From an empiricist point of view, such a ruling would have been impossible.
The question to be confronted is whether empiricism, the philosophical materialism of Durkheim and Comte and their successors, can support biblical morality and the law we have known. Social conscience takes a hundred-degree turn when empiricism is affirmed and the metaphysical is denied. Under such a construction there are no rights anterior to law and no rights contrary to law.

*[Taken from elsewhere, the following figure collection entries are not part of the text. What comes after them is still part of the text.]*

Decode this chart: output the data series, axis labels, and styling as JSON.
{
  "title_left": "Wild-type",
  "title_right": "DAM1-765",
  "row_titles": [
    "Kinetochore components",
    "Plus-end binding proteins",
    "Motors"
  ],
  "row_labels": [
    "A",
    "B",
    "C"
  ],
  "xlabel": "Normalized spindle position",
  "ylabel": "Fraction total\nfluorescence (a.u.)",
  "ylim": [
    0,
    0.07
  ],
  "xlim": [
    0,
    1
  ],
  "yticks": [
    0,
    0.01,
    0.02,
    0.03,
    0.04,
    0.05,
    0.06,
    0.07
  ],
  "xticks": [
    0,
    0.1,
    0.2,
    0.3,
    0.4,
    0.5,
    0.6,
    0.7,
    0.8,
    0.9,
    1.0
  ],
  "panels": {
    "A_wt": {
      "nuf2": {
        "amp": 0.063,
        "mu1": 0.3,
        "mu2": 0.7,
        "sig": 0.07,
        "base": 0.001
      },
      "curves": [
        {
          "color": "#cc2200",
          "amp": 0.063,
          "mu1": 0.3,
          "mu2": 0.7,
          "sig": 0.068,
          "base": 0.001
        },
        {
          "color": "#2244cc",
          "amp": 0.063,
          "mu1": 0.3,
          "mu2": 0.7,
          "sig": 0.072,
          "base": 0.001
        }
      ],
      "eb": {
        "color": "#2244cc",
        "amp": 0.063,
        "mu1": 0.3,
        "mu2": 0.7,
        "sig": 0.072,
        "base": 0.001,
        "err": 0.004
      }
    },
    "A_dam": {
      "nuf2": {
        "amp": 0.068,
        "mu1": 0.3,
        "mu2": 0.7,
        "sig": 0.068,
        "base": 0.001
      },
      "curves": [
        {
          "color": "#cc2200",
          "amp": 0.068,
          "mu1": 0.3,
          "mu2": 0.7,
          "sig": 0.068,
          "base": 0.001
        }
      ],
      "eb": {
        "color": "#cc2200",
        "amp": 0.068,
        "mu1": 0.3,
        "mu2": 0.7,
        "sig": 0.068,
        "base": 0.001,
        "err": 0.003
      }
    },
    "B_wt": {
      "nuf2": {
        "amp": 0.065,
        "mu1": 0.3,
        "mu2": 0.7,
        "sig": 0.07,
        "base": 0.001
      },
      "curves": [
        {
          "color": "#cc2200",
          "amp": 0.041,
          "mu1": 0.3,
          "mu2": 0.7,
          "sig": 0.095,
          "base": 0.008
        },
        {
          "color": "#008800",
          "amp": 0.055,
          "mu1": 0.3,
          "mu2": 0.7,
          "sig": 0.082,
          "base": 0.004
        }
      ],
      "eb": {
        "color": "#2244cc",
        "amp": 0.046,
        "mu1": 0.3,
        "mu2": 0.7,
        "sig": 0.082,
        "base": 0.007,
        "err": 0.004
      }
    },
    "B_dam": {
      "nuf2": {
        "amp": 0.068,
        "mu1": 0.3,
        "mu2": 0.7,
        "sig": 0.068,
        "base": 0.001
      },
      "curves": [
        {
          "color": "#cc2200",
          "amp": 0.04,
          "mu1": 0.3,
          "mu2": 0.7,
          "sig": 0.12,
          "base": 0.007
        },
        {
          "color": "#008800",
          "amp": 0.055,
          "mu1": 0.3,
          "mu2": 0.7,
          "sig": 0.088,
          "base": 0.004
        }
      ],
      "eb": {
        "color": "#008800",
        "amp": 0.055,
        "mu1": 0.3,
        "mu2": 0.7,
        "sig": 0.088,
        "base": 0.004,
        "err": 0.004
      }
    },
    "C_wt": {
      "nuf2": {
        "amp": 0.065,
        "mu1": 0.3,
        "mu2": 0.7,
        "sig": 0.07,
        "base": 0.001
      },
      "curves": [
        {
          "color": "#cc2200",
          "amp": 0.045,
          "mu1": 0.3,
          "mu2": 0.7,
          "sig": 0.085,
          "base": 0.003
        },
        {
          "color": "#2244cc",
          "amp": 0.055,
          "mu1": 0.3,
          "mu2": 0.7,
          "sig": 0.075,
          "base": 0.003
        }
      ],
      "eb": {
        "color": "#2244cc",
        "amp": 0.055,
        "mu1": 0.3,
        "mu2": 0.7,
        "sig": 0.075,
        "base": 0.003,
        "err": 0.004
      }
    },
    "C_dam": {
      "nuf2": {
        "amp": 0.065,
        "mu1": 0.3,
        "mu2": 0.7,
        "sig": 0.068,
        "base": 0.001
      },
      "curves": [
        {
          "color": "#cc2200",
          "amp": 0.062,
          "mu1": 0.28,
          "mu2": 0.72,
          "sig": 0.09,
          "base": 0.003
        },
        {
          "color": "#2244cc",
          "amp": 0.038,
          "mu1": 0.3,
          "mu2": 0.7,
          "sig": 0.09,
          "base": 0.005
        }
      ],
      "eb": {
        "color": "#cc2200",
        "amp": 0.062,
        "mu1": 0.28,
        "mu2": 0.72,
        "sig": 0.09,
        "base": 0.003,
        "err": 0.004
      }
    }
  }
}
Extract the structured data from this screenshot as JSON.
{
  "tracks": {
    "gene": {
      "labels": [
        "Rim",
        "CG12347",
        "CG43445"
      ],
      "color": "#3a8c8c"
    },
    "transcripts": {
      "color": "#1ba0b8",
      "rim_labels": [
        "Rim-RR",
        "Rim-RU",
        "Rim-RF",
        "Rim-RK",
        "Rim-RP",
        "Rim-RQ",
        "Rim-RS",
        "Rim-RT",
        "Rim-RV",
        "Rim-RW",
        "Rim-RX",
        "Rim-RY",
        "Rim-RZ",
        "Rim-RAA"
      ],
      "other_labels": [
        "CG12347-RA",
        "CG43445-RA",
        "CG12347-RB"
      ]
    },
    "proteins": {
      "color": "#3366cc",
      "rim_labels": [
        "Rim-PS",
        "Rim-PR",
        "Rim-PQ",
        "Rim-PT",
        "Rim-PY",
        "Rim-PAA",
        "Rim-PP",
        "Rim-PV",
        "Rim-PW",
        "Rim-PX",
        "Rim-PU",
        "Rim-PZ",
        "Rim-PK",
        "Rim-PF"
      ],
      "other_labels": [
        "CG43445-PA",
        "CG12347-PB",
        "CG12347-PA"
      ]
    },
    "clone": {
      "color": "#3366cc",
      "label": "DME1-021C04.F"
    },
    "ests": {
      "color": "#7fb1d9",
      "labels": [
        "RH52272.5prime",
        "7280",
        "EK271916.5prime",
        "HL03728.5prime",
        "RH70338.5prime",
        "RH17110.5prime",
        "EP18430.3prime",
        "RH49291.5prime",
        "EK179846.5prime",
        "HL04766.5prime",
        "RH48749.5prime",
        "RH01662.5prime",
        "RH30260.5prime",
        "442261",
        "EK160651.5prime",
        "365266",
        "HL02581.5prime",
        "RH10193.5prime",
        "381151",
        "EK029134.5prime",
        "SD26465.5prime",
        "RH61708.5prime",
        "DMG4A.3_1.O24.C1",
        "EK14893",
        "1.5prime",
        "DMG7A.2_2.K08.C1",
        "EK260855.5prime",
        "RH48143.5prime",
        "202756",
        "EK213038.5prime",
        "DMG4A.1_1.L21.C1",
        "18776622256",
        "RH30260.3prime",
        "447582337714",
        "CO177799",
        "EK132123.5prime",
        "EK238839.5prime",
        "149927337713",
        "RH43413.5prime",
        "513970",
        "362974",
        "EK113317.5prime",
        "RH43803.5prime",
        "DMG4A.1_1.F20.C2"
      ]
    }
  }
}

The implications for tort and contract law are enormous. Attribution of blame is attributed without causal evidence. One generation is held accountable for the deeds of another. Retribution it is called. Changing attitudes among legal theorists and decades of judicial activism have not only made tort litigation a risky business for industry, but have altered the traditional role of law in society and have obfuscated the purpose of law in general
There is nothing new here. All of this is well known, but given present social conflict and current political debate, a few basic principles and facts are worth recalling. It is commonly acknowledged that candidates for office will say almost anything to appeal to their “base” — that group of people willing to spent time, money, and energy to secure their candidate’s election. Currently, the “base” for one of the parties appears to consist of individuals who recognize “persons with rights” only insofar as they challenge the majority of society. We find lists of things that must be done for the mosaic minority by the majority whose rights are utterly discounted.
Not even Durkheim would have gone that far.